Package info (e.g. output of rpm -q podman or apt list podman):

podman-manpages-1.6.2-2.fc31.noarch
dschier-wtd commented 4 years ago

I have also opened a bug for the ansible devs

https://github.com/ansible/ansible/issues/66263

sshnaidm commented 4 years ago

@daniel-wtd I think it should have been fixed in https://github.com/containers/libpod/commit/d40b450afdc9784a3dcf0d5b95712f4ad8a46cc0 I can't currently reproduce it, for me it works with same podman and ansible versions. We have a little bit different builds https://linediff.com/?id=5e15a11d687f4b2e6e8b4567 but it doesn't seems as critical. Will look again what can be wrong

sshnaidm commented 4 years ago

@daniel-wtd please paste your "ansible --version"

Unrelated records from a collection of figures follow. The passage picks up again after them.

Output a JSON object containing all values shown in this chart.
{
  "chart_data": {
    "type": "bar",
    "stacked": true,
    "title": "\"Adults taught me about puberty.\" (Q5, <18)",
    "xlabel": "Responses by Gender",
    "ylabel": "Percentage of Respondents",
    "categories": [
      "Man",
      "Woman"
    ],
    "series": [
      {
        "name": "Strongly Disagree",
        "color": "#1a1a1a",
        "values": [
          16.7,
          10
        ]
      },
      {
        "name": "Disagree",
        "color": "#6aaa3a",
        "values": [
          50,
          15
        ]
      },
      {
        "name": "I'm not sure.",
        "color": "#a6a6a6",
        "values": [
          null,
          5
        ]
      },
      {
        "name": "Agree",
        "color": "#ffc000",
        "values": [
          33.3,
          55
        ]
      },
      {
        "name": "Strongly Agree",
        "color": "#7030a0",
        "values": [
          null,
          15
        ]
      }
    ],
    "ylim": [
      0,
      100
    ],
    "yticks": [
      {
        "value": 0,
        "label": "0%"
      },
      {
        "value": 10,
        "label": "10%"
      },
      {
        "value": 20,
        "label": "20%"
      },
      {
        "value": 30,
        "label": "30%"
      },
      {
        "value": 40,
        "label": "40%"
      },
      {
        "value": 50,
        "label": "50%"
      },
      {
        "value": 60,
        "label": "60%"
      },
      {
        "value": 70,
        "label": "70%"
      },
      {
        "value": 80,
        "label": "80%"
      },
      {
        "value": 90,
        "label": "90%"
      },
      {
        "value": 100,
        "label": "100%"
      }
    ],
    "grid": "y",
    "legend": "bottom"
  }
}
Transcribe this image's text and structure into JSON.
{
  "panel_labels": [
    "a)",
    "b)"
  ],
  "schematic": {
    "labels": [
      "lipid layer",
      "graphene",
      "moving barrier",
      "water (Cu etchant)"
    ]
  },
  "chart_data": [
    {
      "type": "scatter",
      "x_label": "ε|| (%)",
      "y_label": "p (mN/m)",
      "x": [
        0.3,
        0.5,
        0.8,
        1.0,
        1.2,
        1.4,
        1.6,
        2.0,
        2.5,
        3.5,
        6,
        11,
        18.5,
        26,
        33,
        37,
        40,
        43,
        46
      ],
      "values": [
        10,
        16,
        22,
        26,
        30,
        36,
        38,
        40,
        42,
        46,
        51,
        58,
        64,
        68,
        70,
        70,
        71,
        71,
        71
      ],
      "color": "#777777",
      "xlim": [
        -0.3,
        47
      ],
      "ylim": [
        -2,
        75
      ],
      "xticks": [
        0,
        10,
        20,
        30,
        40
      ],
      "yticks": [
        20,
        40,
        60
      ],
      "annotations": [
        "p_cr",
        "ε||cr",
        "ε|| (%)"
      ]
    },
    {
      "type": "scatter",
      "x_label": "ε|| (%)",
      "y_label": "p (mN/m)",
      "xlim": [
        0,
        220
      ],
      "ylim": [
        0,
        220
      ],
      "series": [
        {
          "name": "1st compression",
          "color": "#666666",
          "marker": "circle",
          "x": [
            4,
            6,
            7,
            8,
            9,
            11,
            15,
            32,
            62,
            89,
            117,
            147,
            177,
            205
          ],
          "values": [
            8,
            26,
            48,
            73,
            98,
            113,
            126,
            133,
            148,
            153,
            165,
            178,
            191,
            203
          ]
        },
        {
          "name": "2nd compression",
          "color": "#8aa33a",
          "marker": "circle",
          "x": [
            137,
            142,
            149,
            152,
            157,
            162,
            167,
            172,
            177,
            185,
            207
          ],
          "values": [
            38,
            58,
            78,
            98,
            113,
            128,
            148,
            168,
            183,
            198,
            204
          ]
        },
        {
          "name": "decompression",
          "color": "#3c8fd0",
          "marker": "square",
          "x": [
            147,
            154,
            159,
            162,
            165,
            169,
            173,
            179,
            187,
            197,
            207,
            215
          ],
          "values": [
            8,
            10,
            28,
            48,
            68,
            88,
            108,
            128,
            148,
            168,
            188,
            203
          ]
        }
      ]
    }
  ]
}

dschier-wtd commented 4 years ago

Thanks for having a look. Below you can find my ansible version

ansible 2.9.2
  config file = None
  configured module search path = ['/var/home/dschier/.ansible/plugins/modules', '/usr/share/ansible/plugins/modules']
  ansible python module location = /var/home/dschier/.venv-python3/lib64/python3.7/site-packages/ansible
  executable location = /var/home/dschier/.venv-python3/bin/ansible
  python version = 3.7.5 (default, Dec 15 2019, 17:54:26) [GCC 9.2.1 20190827 (Red Hat 9.2.1-1)]
sshnaidm commented 4 years ago

@daniel-wtd thanks, also the same. Do you have a possibility to try it on a fresh system? I'll try to do the same today on f31

dschier-wtd commented 4 years ago

yep, will do this today in the evening (CET) and report back to you.

dschier-wtd commented 4 years ago

I have tested it a on 2 fresh installations minute ago:

and got the same result.

dschier-wtd commented 4 years ago

minor addition: on the same host running the exact same stuff as root is working perfectly fine.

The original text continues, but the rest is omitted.